The comptroller figures, dated June 2013 and marked “For Official Use Only,” first surfaced last week at a subcommittee hearing at the Senate Judiciary Committee called by Sen. Richard Durbin, D-Ill., a longtime advocate of closure.
“Do the math: 166 prisoners, $454 million. We are spending $2.7 million per year for each detainee held at Guantánamo Bay,” he said last Wednesday. “What does it cost to put a prisoner and keep them in the safest and most secure prison in America in Florence, Colo.? $78,000 a year against $2.7 million that we’re spending in Guantánamo.”
More math shows Dur-bin’s $78,000 estimate of Colorado SuperMax confinement means Guantánamo is about 35 times as expensive in a prison that doesn’t maintain a court system or house, feed and entertain its guards.
Guantánamo’s troops “do a magnificent job under difficult circumstances,” said Durbin, according to a transcript of the hearing. But the costs “would be fiscally irresponsible during ordinary economic times.
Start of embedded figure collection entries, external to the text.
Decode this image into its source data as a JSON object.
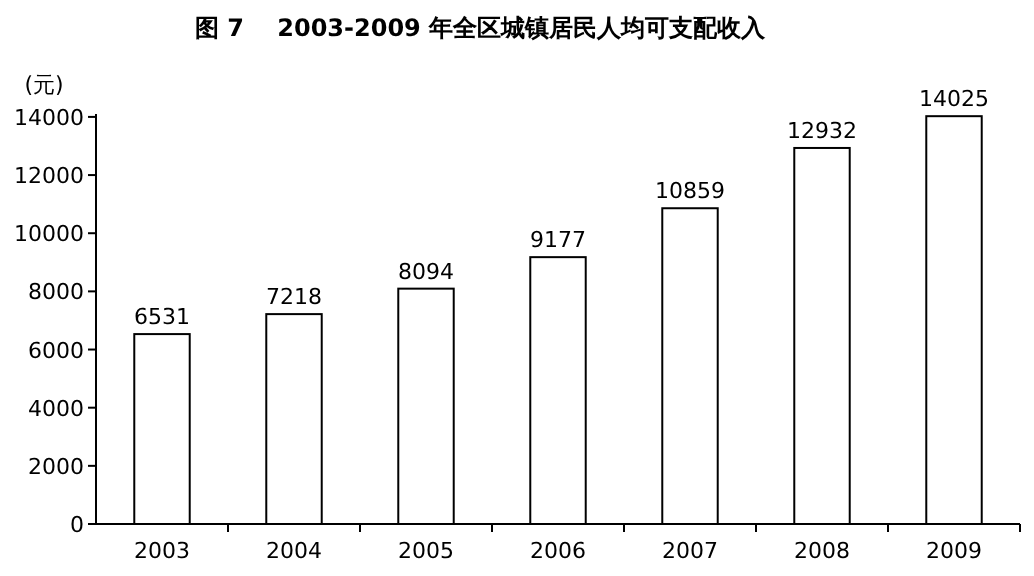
{
  "chart_data": {
    "type": "bar",
    "title": "图 7    2003-2009 年全区城镇居民人均可支配收入",
    "ylabel": "(元)",
    "categories": [
      "2003",
      "2004",
      "2005",
      "2006",
      "2007",
      "2008",
      "2009"
    ],
    "values": [
      6531,
      7218,
      8094,
      9177,
      10859,
      12932,
      14025
    ],
    "color": "#ffffff",
    "ylim": [
      0,
      14100
    ],
    "yticks": [
      0,
      2000,
      4000,
      6000,
      8000,
      10000,
      12000,
      14000
    ],
    "data_labels": true
  }
}
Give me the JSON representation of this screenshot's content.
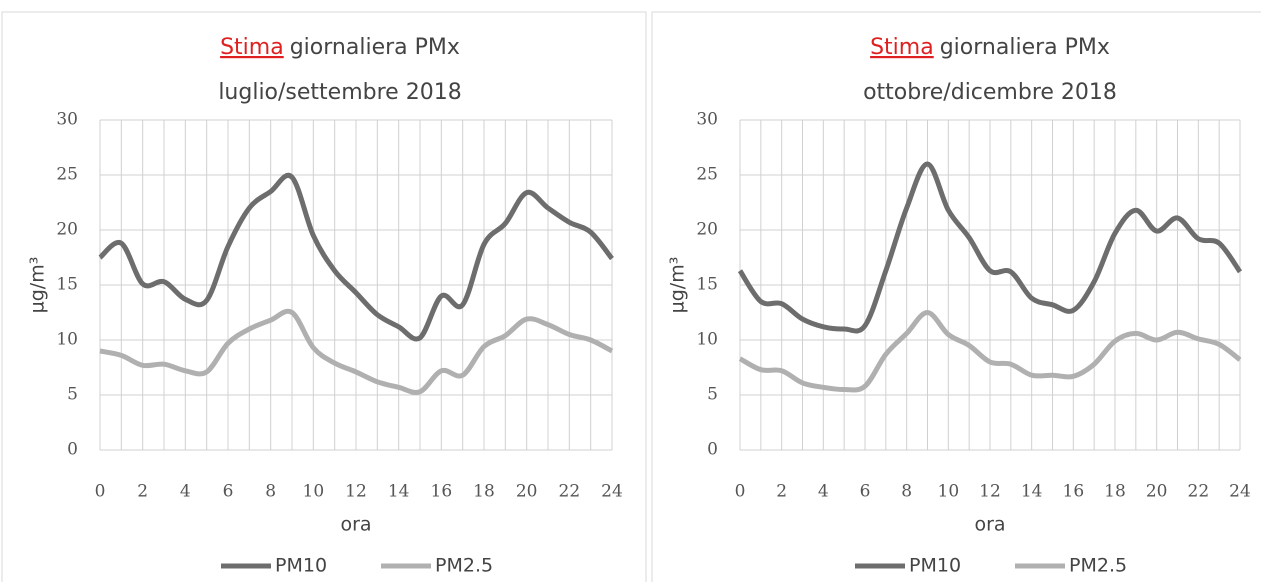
{
  "chart_data": [
    {
      "type": "line",
      "title_highlight": "Stima",
      "title": "giornaliera PMx",
      "subtitle": "luglio/settembre 2018",
      "xlabel": "ora",
      "ylabel": "µg/m³",
      "x": [
        0,
        1,
        2,
        3,
        4,
        5,
        6,
        7,
        8,
        9,
        10,
        11,
        12,
        13,
        14,
        15,
        16,
        17,
        18,
        19,
        20,
        21,
        22,
        23,
        24
      ],
      "series": [
        {
          "name": "PM10",
          "color": "#6d6d6d",
          "values": [
            17.5,
            18.8,
            15.1,
            15.3,
            13.7,
            13.6,
            18.5,
            22,
            23.5,
            24.8,
            19.5,
            16.3,
            14.3,
            12.3,
            11.2,
            10.2,
            14,
            13.2,
            18.7,
            20.6,
            23.4,
            22,
            20.7,
            19.8,
            17.4
          ]
        },
        {
          "name": "PM2.5",
          "color": "#b0b0b0",
          "values": [
            9,
            8.6,
            7.7,
            7.8,
            7.2,
            7.1,
            9.7,
            11,
            11.8,
            12.5,
            9.3,
            7.9,
            7.1,
            6.2,
            5.7,
            5.3,
            7.2,
            6.8,
            9.4,
            10.4,
            11.9,
            11.4,
            10.5,
            10,
            9
          ]
        }
      ],
      "xlim": [
        0,
        24
      ],
      "xticks": [
        0,
        2,
        4,
        6,
        8,
        10,
        12,
        14,
        16,
        18,
        20,
        22,
        24
      ],
      "ylim": [
        0,
        30
      ],
      "yticks": [
        0,
        5,
        10,
        15,
        20,
        25,
        30
      ],
      "grid": true,
      "legend": "bottom"
    },
    {
      "type": "line",
      "title_highlight": "Stima",
      "title": "giornaliera PMx",
      "subtitle": "ottobre/dicembre 2018",
      "xlabel": "ora",
      "ylabel": "µg/m³",
      "x": [
        0,
        1,
        2,
        3,
        4,
        5,
        6,
        7,
        8,
        9,
        10,
        11,
        12,
        13,
        14,
        15,
        16,
        17,
        18,
        19,
        20,
        21,
        22,
        23,
        24
      ],
      "series": [
        {
          "name": "PM10",
          "color": "#6d6d6d",
          "values": [
            16.3,
            13.5,
            13.3,
            11.9,
            11.2,
            11,
            11.3,
            16.3,
            22,
            26,
            21.8,
            19.3,
            16.3,
            16.2,
            13.8,
            13.2,
            12.7,
            15.3,
            19.7,
            21.8,
            19.9,
            21.1,
            19.2,
            18.8,
            16.2
          ]
        },
        {
          "name": "PM2.5",
          "color": "#b0b0b0",
          "values": [
            8.3,
            7.3,
            7.2,
            6.1,
            5.7,
            5.5,
            5.8,
            8.7,
            10.6,
            12.5,
            10.5,
            9.5,
            8,
            7.8,
            6.8,
            6.8,
            6.7,
            7.8,
            9.9,
            10.6,
            10,
            10.7,
            10.1,
            9.6,
            8.2
          ]
        }
      ],
      "xlim": [
        0,
        24
      ],
      "xticks": [
        0,
        2,
        4,
        6,
        8,
        10,
        12,
        14,
        16,
        18,
        20,
        22,
        24
      ],
      "ylim": [
        0,
        30
      ],
      "yticks": [
        0,
        5,
        10,
        15,
        20,
        25,
        30
      ],
      "grid": true,
      "legend": "bottom"
    }
  ]
}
But it’s even worse when the Department of Defense is struggling to deal with the impact of sequestration, including the furloughs and cutbacks and training for our troops.”
The Defense Department report doesn’t specifically detail housing costs, and Durbin’s spokesman said the senator’s staff had no additional information. But the comptroller’s summary of costs provides categories that the Pentagon now acknowledges are prison-camp related.
For 2013 they include:
*$14.1 million for prisoner review boards for the 71 captives at Guantánamo who are currently not cleared for release, convicted of crimes or awaiting trial;
*$40 million, already appropriated by Congress for a not-yet-built fiber-optic cable linking the base to Florida;
*$56.9 million for contractors, including intelligence analysts, librarians and linguists;
*$65.9 million to the Navy base, which functions as a landlord to the detention center zone, and charges for use of its facilities, including prison staff housing;
*$116 million for the base’s war court complex, including security, translation and computer services as well as charter fights between Washington and Guantánamo.
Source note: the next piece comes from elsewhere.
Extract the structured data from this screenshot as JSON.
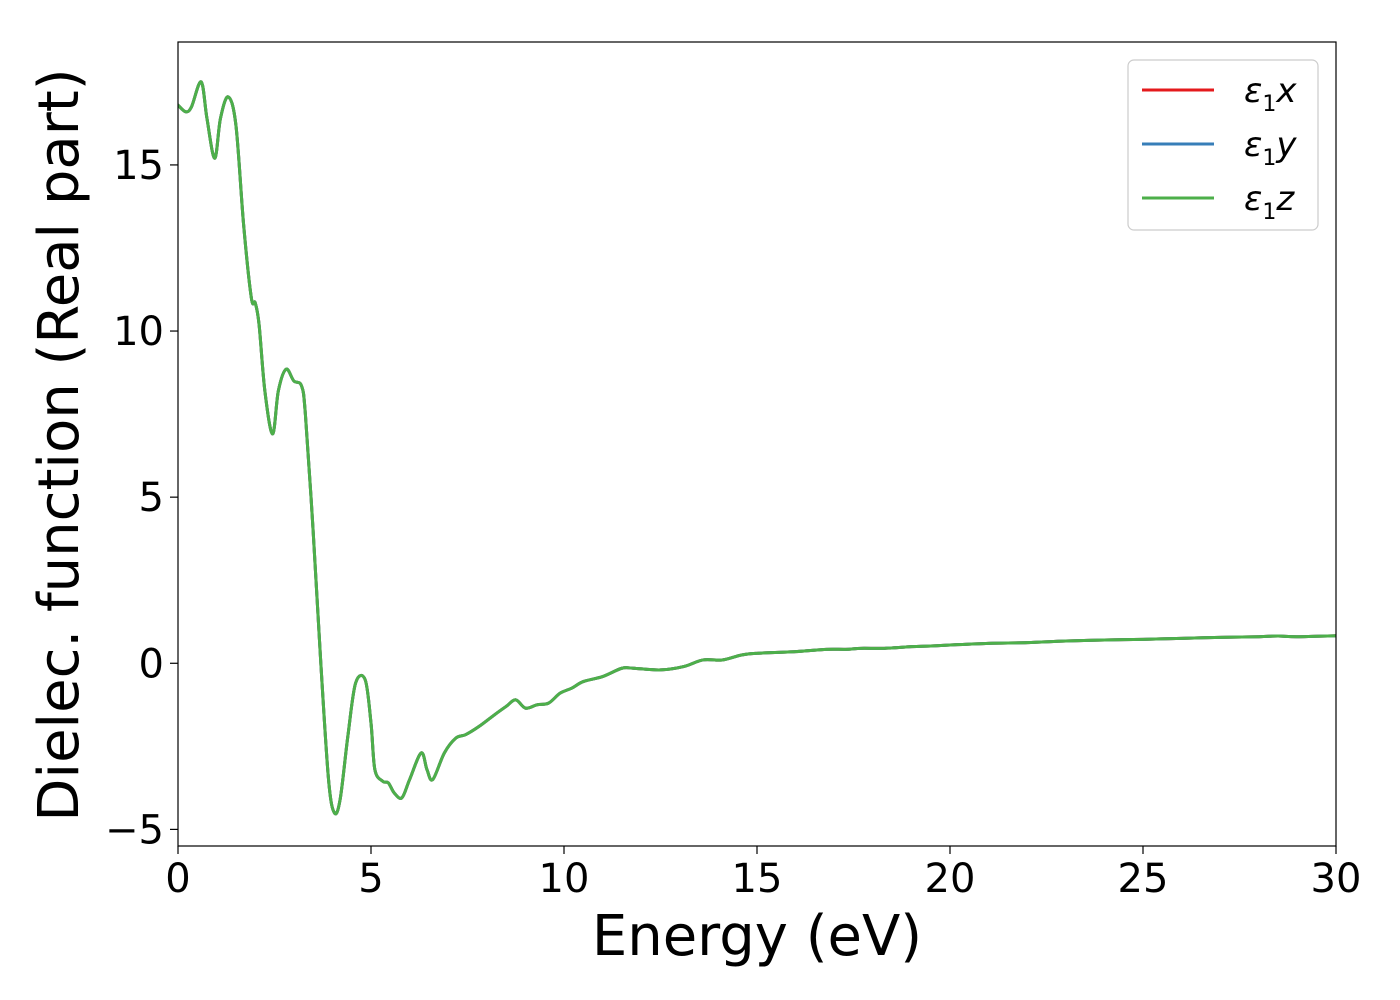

At the U.S. Southern Command in Doral, Army Col. Greg Julian said the $454.1 million estimate for this year does include some one-time infrastructure expenses, such as the $40 million fiber-optic cable. But it “doesn’t take into consideration all the money we requested to replace the aging facilities” — including construction of a new Camp 7 for the alleged architect of the 9/11 attack, Khalid Sheik Mohammed, and 14 other former CIA captives.
Southcom has also sought but not yet won appropriation of funding for a new prison dining facility for both troops and captives and new barracks for the troops, who now live in a range of housing around the base.